Но я так чувствую, что мне придется отложить на потом дальнейшую критику декларативных теорий значения, поскольку сейчас мы въезжаем в комплекс казино и регистрируемся в отеле, и Кармель ещё хочет зайти в местный магазинчик и купить увлажняющий крем, а уж потом подняться в номер.
— Давай сначала отнесем вещи наверх.
— Мне надо купить крем, а то здесь ужасно сухо.
И вот я тоже иду в сувенирный магазинчик, но как только мы заходим, она начинает рассматривать всё подряд, все эти тупые сувенирчики: бусы из мелких камешков, деревянные флейты, плетеные коврики для прихожей, голубые статуэтки из стекла, садовые гномы из гипса.
— Косметика — вон там.
— Сейчас, погоди минутку, — говорит она.
Я стою перед целой стеной косметики и изо всех сил стараюсь не показывать, как меня все достало. Тут много сортов мыла и шампуней, и во всех есть минералы из Мертвого моря, но самое интересное, что я заметил, вот что: у них всё от двух производителей. Это либо «Ахава», израильская косметическая фирма, либо «Зара», фирма из Иордании, то есть из-за границы. И то, и другое предназначено в основном для туристов. На упаковках «Зара» одна и та же информация написана на арабском и на английском. А на упаковках «Ахавы» аж на тринадцати. Иврит, английский, французский, немецкий, испанский, итальянский, шведский, финский, русский, чешский, норвежский, португальский и голландский. Я смотрю на упаковку с «Усовершенствованной грязевой маской»:
«Добываемая в естественном виде на берегах Мертвого моря, наша особая природная грязь содержит исключительно высокую концентрацию минералов, необходимых для здоровья кожи, и состоит из нескольких слоев тысячелетиями осаждавшейся глины».

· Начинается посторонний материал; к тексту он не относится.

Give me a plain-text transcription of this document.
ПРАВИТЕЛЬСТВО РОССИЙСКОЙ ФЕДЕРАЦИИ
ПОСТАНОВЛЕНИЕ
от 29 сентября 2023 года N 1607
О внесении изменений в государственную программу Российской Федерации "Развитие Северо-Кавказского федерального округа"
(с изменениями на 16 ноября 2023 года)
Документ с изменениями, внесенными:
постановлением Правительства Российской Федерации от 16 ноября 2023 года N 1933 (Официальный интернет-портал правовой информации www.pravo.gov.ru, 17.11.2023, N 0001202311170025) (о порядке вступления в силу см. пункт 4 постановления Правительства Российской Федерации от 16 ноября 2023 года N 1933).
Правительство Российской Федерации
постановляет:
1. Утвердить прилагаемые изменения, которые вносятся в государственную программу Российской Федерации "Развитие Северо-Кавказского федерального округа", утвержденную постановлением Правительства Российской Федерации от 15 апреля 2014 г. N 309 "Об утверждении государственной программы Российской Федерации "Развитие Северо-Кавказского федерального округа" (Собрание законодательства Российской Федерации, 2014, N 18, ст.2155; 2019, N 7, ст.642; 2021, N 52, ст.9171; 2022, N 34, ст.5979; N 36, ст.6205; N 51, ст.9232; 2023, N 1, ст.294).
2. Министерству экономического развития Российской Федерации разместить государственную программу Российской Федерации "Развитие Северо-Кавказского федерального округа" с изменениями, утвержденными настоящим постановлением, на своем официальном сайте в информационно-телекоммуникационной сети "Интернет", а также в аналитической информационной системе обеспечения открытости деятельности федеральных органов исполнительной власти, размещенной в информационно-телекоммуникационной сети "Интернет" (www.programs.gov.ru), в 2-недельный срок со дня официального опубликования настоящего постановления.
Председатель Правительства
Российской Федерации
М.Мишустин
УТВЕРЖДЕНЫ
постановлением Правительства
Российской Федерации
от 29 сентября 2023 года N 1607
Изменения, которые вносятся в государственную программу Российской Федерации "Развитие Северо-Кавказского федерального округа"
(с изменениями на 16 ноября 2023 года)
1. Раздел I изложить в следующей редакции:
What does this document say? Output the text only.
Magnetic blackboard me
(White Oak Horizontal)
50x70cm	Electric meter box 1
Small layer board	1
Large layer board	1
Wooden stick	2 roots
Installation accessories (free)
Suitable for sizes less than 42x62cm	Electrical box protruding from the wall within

Интересно, как будет «Мёртвое море» на всех этих языках. Наверное, это просто. Мег Morte, Mar Motto, Mar Muerto, Toten Meeres, Dode Zee, Doda Havets, Dodehavets. Единственное, чего мне не прочесть — так это по-русски, потому что я не умею читать кириллический алфавит, и по-фински, потому что это не индоевропейский язык. Mutanaamio. Нет, это скорее «грязевая маска». Huuhdsta, что ли. Не знаю.
— Ты уже все? — спрашивает Кармель.
— Чего?
— Что ты там делаешь?
— Читаю.
— Что на упаковке, что ли? Только не говори, что опять переводишь.
— Не перевожу. Искал тебе увлажняющий крем.
— Я его уже нашла. Пошли.
— Ты что, покупаешь «Зару»?
— А что с ним не так?
— Возьми лучше вот этот, — говорю я и показываю на коробочку «Ахавы».
— Это же маска из грязи. Мне нужен увлажняющий крем.
— Нет, возьми «ахавовский».
— Сам бери. А я беру вот этот. Ты идёшь или как?
Кассир пробивает наш чек, и я стою с нашими чемоданами в руках, апатичный, бесполезный, и жду, пока Кармель соберёт сдачу. Мы поднимаемся в наш номер на третьем этаже — лифт не работает — и я почему-то уверен, что там всё будет не по-человечески: промятая кровать, унитаз протекает, грязные занавески, окно во внутренний двор. До Иерусалима полчаса езды. Мы просто соберёмся и уедем.
Но вот мы входим в комнату, и там все вроде в порядке. Даже лучше, чем в порядке, я даже слегка разочарован. Все чистое, опрятное, в ванной комнате ни пятнышка, все выглядит нетронутым — а я ведь забыл, что все это построено лишь несколько месяцев назад, — и даже вид из окна есть, и какой вид! Слишком хороший вид, почти нереальный: мы видим Мертвое море и горы за ним, и чистое небо со всеми планетами и созвездиями, и даже те три звезды меча Ориона, которые, в отличие от гораздо более яркого кушака, всегда трудно разглядеть.
— Ну, — вздыхаю я и бросаю чемодан Кармель на кровать, — чего тебе сейчас хочется?
— Заняться сексом?
— А твой муж всё еще жив?
— А что ты спрашиваешь?
— Ты про него уже долго не говорила.
— И ты думаешь, сейчас самое время, да?
— Для секса?
— Нет, чтобы о нём поговорить.
— О твоём муже?
— Да.
— Что с ним происходит?
— Ничего. Ничего такого, чего ты не знаешь. Да, он умирает. Нет, он ещё не умер. Хочешь узнать ещё чего-нибудь?
— Я просто хотел спросить.
— Зачем? Ты хочешь, чтобы он уже умер, и тебе не надо было бы чувствовать себя виноватым? Или тебе хочется, чтобы он был жив, чтобы тебя хоть это возбуждало?